Tim investigasi media pada Jumat (10/4/2026) memperkuat laporan warga. Di parit depan pabrik ditemukan pengendapan limbah cair berwarna putih susu, berbuih, dengan aroma asam tengik yang menusuk. Aliran parit tersumbat limbah kental, berpotensi meluap saat hujan dan mencemari sumur warga.

“Anak-anak sering batuk kalau lewat sini. Baunya masuk sampai ke rumah,” ujar salah satu warga yang menanyakan identitasnya dirahasiakan.
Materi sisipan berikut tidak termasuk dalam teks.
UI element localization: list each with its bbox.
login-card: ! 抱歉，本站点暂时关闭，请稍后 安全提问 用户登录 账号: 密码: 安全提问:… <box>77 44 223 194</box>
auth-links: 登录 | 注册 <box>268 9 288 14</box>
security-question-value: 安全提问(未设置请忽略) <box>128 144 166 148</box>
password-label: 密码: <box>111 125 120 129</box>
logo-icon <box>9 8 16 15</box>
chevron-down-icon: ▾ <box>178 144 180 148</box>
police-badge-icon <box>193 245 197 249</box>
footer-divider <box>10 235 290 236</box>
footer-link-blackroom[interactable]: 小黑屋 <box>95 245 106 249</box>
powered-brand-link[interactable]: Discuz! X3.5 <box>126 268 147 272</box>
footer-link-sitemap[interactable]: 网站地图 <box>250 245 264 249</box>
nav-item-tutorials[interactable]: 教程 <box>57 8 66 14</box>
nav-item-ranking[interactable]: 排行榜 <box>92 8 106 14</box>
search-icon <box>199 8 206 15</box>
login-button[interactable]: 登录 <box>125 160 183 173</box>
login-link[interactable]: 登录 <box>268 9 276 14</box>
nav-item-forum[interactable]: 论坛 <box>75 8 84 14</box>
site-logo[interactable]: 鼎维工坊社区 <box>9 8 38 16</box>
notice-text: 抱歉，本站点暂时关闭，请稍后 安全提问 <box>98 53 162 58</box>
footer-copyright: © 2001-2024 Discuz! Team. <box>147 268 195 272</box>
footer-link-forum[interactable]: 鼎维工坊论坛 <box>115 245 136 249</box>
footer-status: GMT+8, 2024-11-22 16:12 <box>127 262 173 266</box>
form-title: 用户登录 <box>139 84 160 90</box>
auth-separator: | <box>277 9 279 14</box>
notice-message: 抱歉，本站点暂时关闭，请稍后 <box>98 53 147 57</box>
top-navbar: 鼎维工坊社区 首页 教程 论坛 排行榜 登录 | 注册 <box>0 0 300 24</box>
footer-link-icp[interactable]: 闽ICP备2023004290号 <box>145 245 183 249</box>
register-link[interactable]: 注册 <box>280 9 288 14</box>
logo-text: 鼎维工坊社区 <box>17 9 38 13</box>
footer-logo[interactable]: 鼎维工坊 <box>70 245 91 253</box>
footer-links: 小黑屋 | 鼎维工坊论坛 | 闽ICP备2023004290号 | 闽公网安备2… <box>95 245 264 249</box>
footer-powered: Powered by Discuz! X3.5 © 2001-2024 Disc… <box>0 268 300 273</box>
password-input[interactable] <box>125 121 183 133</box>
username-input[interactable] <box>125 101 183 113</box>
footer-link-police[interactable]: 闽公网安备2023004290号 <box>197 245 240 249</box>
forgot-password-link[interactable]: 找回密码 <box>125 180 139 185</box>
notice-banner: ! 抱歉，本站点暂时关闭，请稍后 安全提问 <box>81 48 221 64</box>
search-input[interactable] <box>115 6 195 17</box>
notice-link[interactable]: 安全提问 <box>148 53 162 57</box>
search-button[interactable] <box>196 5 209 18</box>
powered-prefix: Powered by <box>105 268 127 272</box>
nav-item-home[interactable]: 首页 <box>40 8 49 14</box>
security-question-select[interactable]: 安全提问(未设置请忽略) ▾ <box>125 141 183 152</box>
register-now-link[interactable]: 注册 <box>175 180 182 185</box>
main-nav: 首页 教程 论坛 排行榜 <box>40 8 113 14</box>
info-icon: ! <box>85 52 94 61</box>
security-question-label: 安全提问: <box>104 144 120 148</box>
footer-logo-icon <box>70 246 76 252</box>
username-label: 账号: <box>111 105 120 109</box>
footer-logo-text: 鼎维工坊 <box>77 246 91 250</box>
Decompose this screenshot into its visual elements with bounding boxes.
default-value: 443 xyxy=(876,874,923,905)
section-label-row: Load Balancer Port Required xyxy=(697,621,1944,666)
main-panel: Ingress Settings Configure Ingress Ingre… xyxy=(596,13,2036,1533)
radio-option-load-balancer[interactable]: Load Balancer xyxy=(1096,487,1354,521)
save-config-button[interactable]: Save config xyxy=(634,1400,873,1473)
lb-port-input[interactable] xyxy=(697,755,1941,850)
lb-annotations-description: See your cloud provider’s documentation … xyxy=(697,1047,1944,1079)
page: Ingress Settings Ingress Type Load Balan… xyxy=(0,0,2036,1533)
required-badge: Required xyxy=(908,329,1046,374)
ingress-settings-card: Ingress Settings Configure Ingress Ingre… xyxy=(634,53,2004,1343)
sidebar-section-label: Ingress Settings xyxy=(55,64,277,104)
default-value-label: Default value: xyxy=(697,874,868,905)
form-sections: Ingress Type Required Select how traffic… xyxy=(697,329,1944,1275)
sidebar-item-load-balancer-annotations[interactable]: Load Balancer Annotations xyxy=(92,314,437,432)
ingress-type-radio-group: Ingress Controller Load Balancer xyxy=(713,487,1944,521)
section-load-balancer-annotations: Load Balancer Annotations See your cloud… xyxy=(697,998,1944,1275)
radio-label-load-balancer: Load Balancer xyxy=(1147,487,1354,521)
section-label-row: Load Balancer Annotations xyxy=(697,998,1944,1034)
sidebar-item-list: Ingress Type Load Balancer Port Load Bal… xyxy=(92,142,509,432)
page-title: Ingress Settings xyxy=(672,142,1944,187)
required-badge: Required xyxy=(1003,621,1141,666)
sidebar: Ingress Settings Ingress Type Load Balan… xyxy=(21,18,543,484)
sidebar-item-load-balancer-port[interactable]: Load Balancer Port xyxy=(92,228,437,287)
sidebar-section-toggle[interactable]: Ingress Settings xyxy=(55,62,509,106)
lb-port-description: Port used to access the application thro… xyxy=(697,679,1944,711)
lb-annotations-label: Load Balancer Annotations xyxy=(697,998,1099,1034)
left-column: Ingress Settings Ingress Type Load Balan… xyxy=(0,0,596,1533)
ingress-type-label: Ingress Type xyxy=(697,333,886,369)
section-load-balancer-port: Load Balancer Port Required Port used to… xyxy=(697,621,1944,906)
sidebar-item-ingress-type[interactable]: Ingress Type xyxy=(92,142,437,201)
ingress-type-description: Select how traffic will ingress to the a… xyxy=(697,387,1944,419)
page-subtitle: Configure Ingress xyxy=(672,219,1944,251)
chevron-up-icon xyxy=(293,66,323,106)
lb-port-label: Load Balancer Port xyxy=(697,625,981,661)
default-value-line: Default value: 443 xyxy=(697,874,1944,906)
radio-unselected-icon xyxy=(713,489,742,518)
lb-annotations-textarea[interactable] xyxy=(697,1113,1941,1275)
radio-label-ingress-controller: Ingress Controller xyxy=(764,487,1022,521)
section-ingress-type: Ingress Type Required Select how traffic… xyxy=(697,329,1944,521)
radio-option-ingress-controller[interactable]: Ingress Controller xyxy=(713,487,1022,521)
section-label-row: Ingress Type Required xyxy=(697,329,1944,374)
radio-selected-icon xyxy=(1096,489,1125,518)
Ketua DPD MOSI Sumatera Utara, Rudi Hutagaol, menyatakan industri roti tergolong kegiatan yang menghasilkan limbah domestik spesifik: sisa adonan, susu, minyak, loyang cucian udara, hingga produk pendingin. Tanpa Instalasi Pengolahan Air Limbah (IPAL), kandungan BOD, COD, dan TSS dipastikan melebihi baku mutu.  

Menurut Rudi, limbah tersebut tidak termasuk sebagai limbah rumah tangga, tapu limbah dengan volume besar, kontinyu, dan tanpa pengolahan adalah waktu ekologis. Secara hukum dan fiskal, negara dirugikan dua kali, yaitu lingkungan yang rusak, dan Pendapatan Asli Daerah yang bocor. 

Ia menambahkan, pabrik skala ini wajib mengantongi: NIB berbasis risiko, Persetujuan Lingkungan/UKL-UPL, Sertifikat Laik Higiene Sanitasi, SPP-IRT atau BPOM MD, dan Sertifikat Halal BPJPH. Absennya dokumen tersebut menandakan kekeliruan yang serius.

UU 32/2009 tentang PPLH, Pasal 69 ayat (1) huruf a & f*: Larangan mencemari lingkungan dan membuang limbah tanpa izin. Pasal 98 ayat (1), Pencemaran yang melampaui baku mutu: pidana 3–10 tahun dan denda Rp3 miliar Rp10 miliar.  

Pasal 109, Buang limbah tanpa izin: pidana 1–3 tahun dan denda Rp1 miliar–Rp3 miliar.